It is an irony of our time that despite living in the 'information age' we are often data-limited. After decades of research, scientists still debate the causes and effects of climate change, and recent work has shown that a significant fraction of the most influential medical studies over the past 13 years have been subsequently found to be inaccurate, largely due to insufficient data. One reason for this apparent paradox is that modeling complex, real-world information sources requires rich probabilistic models that cannot be accurately learned even from very large data sets. On a deeper level, research inherently resides at the edge of the possible, and seeks to address questions that available data can only partially answer. It is therefore reasonable to expect that we will always be data-limited.
This research involves developing new algorithms and performance bounds for data-limited inference. Prior work of the PIs has shown that, by taking an information-theoretic approach, one can develop new algorithms that are tailored specifically to the data-limited regime and perform better than was previously known, and in some cases are provably optimal. This project advances the goal of developing a general theory for data-limited inference by considering a suite of problems spanning multiple application areas, such as classification; determining whether two data sets were generated by the same distribution or by different distributions; distribution estimation from event timings; entropy estimation; and communication over complex and unknown channels. Whereas these problems have all been studied before in isolation, prior work of the PIs has shown it is fruitful to view them as instances of the same underlying problem: data-limited inference.
It is well accepted that we live in an age marked by prevalence of data.Yet, paradoxically, many of the problems that society confronts arise not from having too much data but from having too little. Research in medicine, climate change, natural language processing, neuroscience, and many other areas is continually hindered by a lack of adequate data. A number of important controversies, from the effect on humankind's effect on the environment to the source of the rise of autism or gluten intolerance, could be easily settled by better data. This project considered how one can make better inference from limited data, in a sense "squeezing" as much information out of existing datasets as possible. Our prior work showed that traditional ways of making inference from data sets was unduly conservative. Using modern techniques, it is possible in some cases to make inferences with a high level of confidence that in some prior situations would have been viewed as impossible. The research focused in particular on natural language data sets.
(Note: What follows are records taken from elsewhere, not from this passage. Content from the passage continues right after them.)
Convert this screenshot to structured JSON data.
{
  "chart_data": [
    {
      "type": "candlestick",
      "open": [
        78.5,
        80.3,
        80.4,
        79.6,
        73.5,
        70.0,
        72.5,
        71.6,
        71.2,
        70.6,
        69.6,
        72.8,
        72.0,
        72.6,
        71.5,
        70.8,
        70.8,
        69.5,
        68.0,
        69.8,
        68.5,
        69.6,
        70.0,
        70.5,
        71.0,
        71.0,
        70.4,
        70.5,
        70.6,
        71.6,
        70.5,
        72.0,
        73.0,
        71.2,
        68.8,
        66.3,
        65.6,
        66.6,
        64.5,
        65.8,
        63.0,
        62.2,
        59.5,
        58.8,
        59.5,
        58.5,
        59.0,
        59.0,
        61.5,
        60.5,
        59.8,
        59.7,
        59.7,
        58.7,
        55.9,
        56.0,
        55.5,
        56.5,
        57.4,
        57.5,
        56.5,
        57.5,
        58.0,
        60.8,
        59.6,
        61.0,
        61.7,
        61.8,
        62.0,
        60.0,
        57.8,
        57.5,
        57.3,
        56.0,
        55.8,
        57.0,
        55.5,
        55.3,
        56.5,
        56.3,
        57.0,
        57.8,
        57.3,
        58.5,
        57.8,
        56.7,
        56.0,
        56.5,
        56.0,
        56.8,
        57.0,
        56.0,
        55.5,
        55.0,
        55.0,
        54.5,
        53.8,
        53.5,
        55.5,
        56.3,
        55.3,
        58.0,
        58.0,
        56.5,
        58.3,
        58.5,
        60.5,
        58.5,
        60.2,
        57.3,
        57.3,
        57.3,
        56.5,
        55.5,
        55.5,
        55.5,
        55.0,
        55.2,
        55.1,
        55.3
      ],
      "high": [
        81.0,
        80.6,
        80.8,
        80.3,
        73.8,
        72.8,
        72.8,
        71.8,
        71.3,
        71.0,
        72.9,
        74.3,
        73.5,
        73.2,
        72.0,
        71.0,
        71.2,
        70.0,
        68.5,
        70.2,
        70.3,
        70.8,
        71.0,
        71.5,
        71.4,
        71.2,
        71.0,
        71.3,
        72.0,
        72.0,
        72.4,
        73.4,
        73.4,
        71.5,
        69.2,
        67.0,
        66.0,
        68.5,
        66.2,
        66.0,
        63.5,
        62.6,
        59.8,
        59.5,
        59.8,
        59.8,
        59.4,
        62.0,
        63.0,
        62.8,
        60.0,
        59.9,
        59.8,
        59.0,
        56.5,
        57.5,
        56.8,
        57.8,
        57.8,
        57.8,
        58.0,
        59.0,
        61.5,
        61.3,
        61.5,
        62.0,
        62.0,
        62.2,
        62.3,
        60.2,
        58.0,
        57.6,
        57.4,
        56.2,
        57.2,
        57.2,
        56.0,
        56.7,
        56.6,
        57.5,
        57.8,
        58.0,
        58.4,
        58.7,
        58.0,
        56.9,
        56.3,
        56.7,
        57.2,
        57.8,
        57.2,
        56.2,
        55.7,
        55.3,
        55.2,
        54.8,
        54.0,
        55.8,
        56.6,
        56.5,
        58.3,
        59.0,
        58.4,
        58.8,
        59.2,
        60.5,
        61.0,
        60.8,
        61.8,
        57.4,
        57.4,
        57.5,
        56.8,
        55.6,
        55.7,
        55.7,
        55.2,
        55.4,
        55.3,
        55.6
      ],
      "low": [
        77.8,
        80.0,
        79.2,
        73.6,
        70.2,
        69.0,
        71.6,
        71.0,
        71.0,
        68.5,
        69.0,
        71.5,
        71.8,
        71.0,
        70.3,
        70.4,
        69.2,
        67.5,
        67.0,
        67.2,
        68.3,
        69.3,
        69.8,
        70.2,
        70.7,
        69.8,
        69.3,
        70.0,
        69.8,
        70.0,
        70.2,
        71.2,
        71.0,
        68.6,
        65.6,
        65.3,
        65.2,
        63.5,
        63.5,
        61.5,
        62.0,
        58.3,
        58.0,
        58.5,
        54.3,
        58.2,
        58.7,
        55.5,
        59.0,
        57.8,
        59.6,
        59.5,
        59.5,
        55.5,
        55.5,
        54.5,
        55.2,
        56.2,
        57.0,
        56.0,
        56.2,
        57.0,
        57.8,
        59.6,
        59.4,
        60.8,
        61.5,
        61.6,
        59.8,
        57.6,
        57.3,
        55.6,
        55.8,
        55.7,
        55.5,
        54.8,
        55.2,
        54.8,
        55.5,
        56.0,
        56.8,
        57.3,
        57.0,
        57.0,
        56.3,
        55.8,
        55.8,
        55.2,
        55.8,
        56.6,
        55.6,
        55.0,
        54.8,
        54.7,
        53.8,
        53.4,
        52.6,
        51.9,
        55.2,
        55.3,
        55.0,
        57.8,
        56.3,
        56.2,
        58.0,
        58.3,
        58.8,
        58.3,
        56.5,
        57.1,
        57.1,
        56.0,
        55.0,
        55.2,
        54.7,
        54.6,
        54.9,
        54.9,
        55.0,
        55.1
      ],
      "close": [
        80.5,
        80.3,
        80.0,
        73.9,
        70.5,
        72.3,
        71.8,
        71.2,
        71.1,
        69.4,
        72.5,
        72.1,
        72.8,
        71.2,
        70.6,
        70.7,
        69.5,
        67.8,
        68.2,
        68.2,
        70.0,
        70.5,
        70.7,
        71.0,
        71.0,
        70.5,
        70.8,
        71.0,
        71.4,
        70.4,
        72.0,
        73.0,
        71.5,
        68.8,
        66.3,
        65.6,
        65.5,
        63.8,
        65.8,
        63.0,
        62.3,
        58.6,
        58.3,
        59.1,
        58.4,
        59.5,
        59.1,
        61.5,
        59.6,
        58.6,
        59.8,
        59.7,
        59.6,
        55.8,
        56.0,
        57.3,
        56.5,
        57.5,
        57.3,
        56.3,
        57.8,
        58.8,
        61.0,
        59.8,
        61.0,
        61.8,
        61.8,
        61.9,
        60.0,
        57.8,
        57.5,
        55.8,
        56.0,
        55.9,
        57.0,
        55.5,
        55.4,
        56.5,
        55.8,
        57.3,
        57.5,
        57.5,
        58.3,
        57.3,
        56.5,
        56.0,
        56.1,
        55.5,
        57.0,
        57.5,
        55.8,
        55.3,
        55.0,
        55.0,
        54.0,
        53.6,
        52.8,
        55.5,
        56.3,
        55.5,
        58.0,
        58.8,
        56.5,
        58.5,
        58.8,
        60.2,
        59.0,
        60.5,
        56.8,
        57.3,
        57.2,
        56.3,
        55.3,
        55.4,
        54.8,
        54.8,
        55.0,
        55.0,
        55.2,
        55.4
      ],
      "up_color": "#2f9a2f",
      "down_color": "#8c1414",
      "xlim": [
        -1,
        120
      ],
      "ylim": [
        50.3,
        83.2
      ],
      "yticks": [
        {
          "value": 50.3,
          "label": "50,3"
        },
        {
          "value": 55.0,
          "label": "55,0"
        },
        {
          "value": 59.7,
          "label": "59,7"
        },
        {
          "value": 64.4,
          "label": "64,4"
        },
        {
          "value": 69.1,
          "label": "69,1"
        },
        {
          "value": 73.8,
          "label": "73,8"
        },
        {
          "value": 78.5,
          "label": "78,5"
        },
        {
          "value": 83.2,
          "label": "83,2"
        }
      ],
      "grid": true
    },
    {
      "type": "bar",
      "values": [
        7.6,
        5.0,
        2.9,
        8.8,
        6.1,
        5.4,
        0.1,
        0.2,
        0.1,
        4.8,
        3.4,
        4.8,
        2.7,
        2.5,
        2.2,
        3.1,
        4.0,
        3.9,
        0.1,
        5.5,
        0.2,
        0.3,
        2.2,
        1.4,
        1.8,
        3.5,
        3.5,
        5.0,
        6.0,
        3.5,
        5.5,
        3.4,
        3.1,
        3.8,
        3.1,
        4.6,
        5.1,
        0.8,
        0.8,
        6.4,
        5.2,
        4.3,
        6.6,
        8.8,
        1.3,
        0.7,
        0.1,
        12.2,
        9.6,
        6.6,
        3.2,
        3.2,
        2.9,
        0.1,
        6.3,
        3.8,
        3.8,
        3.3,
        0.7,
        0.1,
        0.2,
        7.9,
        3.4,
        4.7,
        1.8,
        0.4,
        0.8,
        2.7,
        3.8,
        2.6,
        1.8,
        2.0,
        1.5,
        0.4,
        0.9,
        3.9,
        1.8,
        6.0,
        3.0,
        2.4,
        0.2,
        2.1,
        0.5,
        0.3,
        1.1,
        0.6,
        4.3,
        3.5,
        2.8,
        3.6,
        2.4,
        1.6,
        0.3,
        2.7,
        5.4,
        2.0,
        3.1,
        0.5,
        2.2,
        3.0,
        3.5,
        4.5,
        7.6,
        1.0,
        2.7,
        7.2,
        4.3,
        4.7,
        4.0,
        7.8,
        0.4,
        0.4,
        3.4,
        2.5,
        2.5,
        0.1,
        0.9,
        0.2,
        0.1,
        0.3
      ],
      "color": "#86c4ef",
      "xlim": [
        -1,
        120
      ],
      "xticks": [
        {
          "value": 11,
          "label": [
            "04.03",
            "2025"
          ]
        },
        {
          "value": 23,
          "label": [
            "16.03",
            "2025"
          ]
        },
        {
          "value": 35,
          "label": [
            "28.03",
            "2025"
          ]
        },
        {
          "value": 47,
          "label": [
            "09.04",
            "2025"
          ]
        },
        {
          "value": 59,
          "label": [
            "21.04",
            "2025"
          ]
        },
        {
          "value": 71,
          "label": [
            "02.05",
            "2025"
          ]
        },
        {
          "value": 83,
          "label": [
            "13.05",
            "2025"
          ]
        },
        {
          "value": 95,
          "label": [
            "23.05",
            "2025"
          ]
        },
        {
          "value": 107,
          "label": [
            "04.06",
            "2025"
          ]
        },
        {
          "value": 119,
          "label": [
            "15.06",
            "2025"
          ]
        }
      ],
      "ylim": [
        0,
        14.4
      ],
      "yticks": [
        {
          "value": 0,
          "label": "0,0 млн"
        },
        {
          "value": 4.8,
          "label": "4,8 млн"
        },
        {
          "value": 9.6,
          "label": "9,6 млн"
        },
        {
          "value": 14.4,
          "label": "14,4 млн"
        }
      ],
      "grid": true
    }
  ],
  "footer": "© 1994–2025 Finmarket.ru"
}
Automatically inferring authorship or subject matter by the relative frequency of different words in a document is notoriously difficult because even in large documents a large number of words appear rarely. Each word, taken invidually, does not exhibit a sufficiently large sample size to make inferences. This reseach showed, however, that taken together, a large number of rare words can be used to make authorship or subject matter decisions with a level of certainty that can be proven to be high mathematically. Using the same mathematical tools, we also proved mathematically that the existing ways in which certain wireless systems operate are optimal, so that it is fruitless to try to improve them. The project also led to a development of several course modules on modeling. Modeling has historically been an undertaught art in electrical engineering. As part of this module, we developed a text compression contest as part of a graduate information theory course. The students in the course are given a large sample of text, say from a novel, and their assignment is to build the shortest possible computer program that outputs the given text. This exercise is essentially one of modeling English text; the best models result in the most compression. The project also supported both a woman and an underrepresented minority student during their Ph.D. studies.